For the second year in a row, Serbia caved in to the extremists' demands and banned Belgrade's Pride Parade, which was due on October 6, citing security reasons.
Thorbjorn Jagland, the Council of Europe Secretary General, said he was "surprised and disappointed that the Belgrade Pride event has been banned again".
"Serbia should be in a position to safeguard an event which is a common place in modern democracies," said Jagland.
Amnesty International said the government's decision was a "victory for prejudice and a sorry defeat for human rights and common decency" that put the country "in breach of its own law and constitution."
Jelko Kacin, the European Parliament Rapporteur for Serbia, said the decision to ban the pride was a "political one that questions the rule of law" in Serbia.
"I am convinced that the state could have secured the safety for all Pride participants if there had been a will," Kacin said in a written statement.
He also noted that the political message that the Serbian authorities sent to its gay minority would be duly noted in the European Parliament.
The Swedish Minister for European Affairs, Birgitta Ulson, has also expressed her regret over the ban on her Twitter account.
"Yet I will travel to Belgrade and will meet directly with the activists of the LGBT community," she said.
The US government also expressed it "profound disappointment" over the ban.
"By giving in to threats of violence, the government of Serbia has missed an opportunity to demonstrate its commitment to upholding the rights of all the citizens of Serbia," reads the statement by the US Embassy.
Meanwhile, the Serbian authorities believe the ban was necessary due to security threats and say they did not want the repeat of previous clashes.
Last year the authorities also cancelled the parade following the threats by the far right that they will cause mayhem on the streets.
The 2010 Pride went ahead, but several thousand youngsters, including football fans and members of ultra-rightist organizations, threw stones and explosives at the police, injuring police officers and setting buildings and vehicles on fire.

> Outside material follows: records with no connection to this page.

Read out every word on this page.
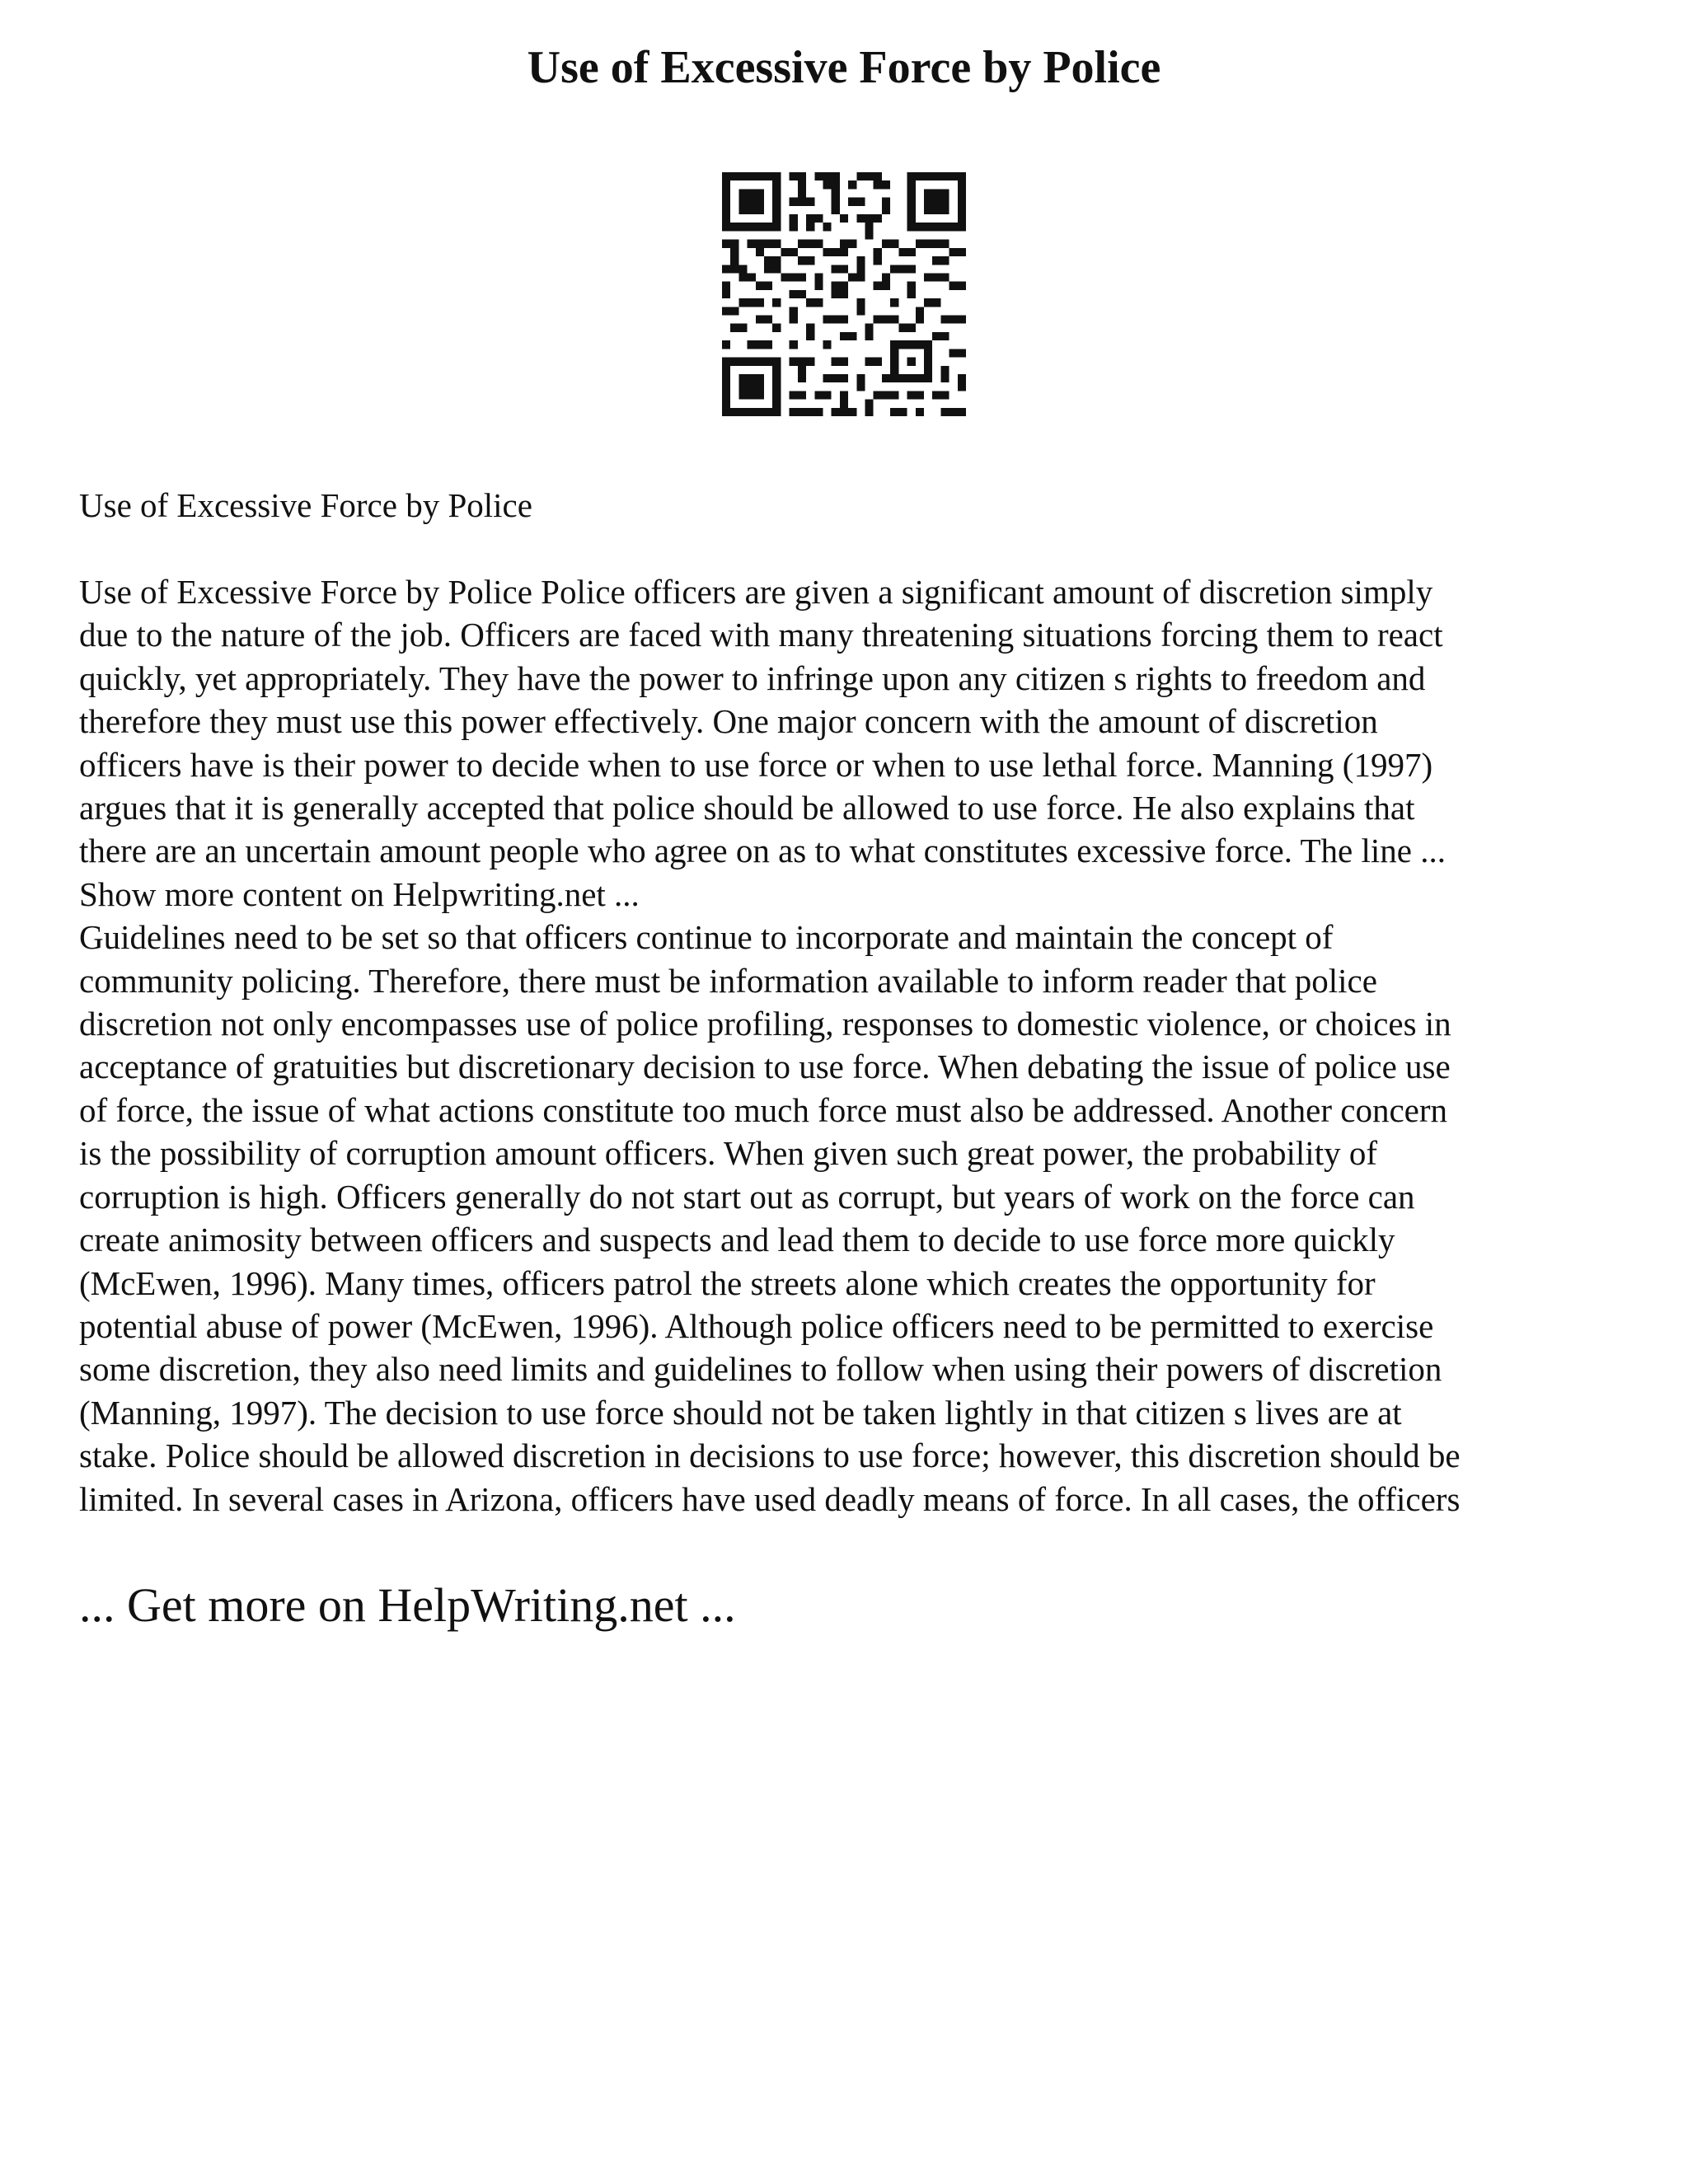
Use of Excessive Force by Police

Use of Excessive Force by Police

Use of Excessive Force by Police Police officers are given a significant amount of discretion simply
due to the nature of the job. Officers are faced with many threatening situations forcing them to react
quickly, yet appropriately. They have the power to infringe upon any citizen s rights to freedom and
therefore they must use this power effectively. One major concern with the amount of discretion
officers have is their power to decide when to use force or when to use lethal force. Manning (1997)
argues that it is generally accepted that police should be allowed to use force. He also explains that
there are an uncertain amount people who agree on as to what constitutes excessive force. The line ...
Show more content on Helpwriting.net ...

Guidelines need to be set so that officers continue to incorporate and maintain the concept of
community policing. Therefore, there must be information available to inform reader that police
discretion not only encompasses use of police profiling, responses to domestic violence, or choices in
acceptance of gratuities but discretionary decision to use force. When debating the issue of police use
of force, the issue of what actions constitute too much force must also be addressed. Another concern
is the possibility of corruption amount officers. When given such great power, the probability of
corruption is high. Officers generally do not start out as corrupt, but years of work on the force can
create animosity between officers and suspects and lead them to decide to use force more quickly
(McEwen, 1996). Many times, officers patrol the streets alone which creates the opportunity for
potential abuse of power (McEwen, 1996). Although police officers need to be permitted to exercise
some discretion, they also need limits and guidelines to follow when using their powers of discretion
(Manning, 1997). The decision to use force should not be taken lightly in that citizen s lives are at
stake. Police should be allowed discretion in decisions to use force; however, this discretion should be
limited. In several cases in Arizona, officers have used deadly means of force. In all cases, the officers

... Get more on HelpWriting.net ...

However, some Serbian officials disagree with the ban.
Nevena Petrusic, Serbia’s Commissioner for Equality, believes that the decision to ban the march is an expression of the state’s unwillingness to protect the constitutional right to peaceful assembly and freedom of speech.

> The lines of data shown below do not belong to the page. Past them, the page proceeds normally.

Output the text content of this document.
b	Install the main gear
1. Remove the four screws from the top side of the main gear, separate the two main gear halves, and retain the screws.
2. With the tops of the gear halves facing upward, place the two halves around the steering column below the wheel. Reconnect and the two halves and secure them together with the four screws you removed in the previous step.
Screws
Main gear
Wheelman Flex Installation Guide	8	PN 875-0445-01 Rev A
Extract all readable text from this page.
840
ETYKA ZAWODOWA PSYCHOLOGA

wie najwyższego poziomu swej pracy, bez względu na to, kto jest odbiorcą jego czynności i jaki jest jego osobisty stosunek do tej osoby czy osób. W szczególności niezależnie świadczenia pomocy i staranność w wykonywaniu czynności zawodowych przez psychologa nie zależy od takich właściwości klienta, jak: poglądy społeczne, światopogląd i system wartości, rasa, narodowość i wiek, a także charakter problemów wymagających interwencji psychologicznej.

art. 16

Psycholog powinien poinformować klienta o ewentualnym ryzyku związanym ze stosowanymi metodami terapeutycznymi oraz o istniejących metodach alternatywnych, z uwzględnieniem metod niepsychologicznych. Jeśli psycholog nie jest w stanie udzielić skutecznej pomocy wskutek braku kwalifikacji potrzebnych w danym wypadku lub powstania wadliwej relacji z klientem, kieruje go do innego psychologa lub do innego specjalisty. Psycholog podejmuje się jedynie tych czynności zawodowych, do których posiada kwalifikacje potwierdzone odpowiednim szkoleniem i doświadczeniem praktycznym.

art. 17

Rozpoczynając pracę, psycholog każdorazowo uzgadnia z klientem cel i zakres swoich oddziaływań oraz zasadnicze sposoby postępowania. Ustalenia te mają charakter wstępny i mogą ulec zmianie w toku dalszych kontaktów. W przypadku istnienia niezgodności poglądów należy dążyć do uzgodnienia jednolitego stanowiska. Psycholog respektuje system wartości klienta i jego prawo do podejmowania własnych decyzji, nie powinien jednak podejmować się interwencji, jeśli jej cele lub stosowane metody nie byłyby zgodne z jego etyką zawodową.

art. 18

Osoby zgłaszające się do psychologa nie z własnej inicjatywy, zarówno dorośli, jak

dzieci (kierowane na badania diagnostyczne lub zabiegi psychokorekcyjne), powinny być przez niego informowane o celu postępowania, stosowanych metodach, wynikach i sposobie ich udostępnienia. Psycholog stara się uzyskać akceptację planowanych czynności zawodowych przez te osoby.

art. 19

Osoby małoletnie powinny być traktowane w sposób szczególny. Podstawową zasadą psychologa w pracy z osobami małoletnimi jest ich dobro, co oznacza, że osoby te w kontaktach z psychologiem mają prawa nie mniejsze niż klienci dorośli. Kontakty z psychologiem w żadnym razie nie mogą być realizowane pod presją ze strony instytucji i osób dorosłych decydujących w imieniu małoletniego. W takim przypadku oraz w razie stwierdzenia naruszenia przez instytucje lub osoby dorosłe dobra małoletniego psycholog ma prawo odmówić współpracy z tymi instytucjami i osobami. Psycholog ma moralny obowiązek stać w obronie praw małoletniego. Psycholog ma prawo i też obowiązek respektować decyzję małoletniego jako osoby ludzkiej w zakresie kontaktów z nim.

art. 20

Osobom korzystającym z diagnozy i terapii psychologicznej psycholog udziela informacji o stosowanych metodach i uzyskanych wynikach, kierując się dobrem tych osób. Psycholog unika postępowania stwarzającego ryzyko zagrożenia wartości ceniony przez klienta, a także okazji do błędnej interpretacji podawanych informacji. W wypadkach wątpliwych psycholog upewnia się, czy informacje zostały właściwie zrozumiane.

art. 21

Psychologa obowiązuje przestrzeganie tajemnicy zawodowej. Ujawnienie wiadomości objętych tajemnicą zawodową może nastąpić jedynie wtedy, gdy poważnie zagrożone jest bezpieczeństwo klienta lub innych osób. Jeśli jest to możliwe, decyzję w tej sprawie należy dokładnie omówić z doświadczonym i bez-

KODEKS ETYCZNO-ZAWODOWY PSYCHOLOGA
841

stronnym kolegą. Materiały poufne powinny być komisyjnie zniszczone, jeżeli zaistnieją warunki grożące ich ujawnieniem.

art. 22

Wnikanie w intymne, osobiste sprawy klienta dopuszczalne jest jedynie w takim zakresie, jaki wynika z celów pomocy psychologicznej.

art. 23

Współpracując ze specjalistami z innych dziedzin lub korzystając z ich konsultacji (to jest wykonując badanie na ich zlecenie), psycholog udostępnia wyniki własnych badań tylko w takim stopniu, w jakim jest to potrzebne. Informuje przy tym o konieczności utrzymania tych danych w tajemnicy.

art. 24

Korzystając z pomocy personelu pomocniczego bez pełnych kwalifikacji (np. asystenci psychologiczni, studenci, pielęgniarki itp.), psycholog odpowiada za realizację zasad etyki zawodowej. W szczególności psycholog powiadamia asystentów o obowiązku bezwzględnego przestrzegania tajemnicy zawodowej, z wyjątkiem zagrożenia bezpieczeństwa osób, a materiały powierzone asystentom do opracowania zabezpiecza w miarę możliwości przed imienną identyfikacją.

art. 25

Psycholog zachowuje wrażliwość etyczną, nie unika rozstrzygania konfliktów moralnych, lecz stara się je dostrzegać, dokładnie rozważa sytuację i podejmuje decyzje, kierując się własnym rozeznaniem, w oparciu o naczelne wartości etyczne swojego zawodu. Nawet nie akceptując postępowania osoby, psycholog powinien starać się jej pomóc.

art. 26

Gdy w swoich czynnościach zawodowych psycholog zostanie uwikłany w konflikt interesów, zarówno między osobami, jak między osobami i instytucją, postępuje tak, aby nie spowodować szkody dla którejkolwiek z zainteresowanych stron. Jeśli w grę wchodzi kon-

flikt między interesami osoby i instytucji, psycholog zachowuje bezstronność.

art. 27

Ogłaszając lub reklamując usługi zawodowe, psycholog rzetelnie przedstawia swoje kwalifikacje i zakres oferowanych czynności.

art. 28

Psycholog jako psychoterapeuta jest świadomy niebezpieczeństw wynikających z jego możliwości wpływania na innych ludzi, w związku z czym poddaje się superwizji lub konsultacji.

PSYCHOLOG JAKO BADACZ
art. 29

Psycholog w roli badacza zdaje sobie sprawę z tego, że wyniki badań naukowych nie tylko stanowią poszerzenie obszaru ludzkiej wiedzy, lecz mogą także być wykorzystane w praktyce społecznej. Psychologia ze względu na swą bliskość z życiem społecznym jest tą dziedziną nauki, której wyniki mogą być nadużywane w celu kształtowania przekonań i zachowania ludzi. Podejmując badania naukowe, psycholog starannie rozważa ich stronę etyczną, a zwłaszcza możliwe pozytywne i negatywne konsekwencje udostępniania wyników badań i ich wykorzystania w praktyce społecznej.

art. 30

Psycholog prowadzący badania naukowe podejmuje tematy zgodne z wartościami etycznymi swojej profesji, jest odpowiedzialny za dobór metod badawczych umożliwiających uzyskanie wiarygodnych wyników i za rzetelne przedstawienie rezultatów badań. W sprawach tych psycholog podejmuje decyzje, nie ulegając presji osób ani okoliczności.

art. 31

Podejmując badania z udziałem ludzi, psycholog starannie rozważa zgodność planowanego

"The ban also shows how high the level of homophobia in Serbia is and how little has been done in all these years to promote the rule of law and a culture of peace and tolerance," Petrusic told reporters.
According to her, the long fermenting hatred and intolerance towards the LGBT community has reached its culmination with this year's ban.
Cedomir Jovanovic, the leader of the opposition Liberal Democratic Party, said that Serbia has capitulated to hooliganism and violence.
"No democratic society should cave in to the threats of violence," Jovanovic said in a written statement.